Feu ! C’est un des refrains des hommes quand ils se mêlent de faire l’histoire.
De Sodome et Gomorrhe à Herculanum et à Pompéi, le feu du ciel et des volcans réduit les villes en cendres. Le feu du ciel, un feu d’enfer, par le fer et par le feu, les armes à feu, tout feu, tout flamme. Nous mourons tous à petit feu. Le feu, le feu sacré, les feux de la Saint-Jean et les feux Saint-Elme.
Les jeunes gens dans la rue réclament du feu aux passants.

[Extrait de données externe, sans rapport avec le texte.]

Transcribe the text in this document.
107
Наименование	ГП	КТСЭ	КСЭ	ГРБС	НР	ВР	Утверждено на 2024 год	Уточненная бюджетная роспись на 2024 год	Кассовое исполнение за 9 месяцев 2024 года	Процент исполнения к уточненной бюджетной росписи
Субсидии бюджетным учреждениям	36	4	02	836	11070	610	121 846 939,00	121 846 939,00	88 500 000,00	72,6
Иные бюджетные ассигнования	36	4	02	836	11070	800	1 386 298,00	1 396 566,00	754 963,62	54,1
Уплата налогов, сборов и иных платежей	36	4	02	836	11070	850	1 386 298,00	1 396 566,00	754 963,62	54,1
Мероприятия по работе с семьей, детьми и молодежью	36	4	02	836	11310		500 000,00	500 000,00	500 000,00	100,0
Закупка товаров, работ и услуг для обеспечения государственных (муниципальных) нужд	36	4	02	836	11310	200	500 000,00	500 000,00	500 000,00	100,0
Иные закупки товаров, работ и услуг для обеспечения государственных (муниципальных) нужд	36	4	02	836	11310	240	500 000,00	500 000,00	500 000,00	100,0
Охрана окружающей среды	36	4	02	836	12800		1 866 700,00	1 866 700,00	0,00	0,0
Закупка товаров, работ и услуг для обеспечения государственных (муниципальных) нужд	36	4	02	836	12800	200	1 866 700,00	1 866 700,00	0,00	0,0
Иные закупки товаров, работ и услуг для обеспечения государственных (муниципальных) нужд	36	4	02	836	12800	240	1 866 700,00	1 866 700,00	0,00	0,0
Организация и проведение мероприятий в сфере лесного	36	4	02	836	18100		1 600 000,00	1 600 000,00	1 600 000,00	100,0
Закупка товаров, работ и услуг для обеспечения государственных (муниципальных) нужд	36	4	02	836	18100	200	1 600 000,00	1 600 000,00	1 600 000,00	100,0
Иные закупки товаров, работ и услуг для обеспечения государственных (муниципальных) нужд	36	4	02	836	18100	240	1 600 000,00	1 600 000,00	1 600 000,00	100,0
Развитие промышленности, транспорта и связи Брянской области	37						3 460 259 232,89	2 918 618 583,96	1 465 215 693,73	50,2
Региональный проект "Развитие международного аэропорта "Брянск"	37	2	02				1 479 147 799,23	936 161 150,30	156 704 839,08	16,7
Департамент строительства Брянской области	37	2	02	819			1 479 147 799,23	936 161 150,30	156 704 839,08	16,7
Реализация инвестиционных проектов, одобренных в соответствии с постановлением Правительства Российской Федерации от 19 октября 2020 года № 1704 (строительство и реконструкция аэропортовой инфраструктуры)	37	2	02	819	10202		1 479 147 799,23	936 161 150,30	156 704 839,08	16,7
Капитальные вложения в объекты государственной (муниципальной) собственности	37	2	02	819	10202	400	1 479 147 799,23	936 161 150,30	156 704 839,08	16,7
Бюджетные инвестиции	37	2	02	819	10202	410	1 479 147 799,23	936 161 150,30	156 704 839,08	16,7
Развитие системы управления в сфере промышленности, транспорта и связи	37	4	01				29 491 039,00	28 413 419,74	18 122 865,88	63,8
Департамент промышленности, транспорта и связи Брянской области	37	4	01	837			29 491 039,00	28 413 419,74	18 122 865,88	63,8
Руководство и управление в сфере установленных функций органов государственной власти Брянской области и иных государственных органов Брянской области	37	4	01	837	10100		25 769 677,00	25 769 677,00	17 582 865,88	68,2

Les joues en feu, les feux de la rampe, un feu de joie, le feu au cœur, les feux rouges et les feux verts, la bouche en feu, le feu au cul, les feux de la passion. Les ménagères amoureuses ont des harengs sur le feu, ou peut-être des haricots. Feux follets ou grégeois, feux de Bengale ou de Saint-Antoine, de paille ou de cheminée. Apprivoisé ou sauvage, assassin des cœurs ou des corps, tombé des cieux sous forme de char, arme des malfrats ou des flics, témoin dans l’âtre des jeunes gens qui s’étreignent devant ses flammes, très doux sous le gigot dès qu’il est de sept heures, violent sous le mistral quand il ravage le maquis corse ou la garrigue provençale, le feu, comme l’eau, son ennemie – ils sont comme l’eau et le feu –, est partout dans ce monde.
« Le feu dévore votre maison. Vous ne pouvez sauver qu’une seule chose. Qu’est-ce que vous emportez ? » demande une dame à ses amis « Le feu », dit Jean Cocteau.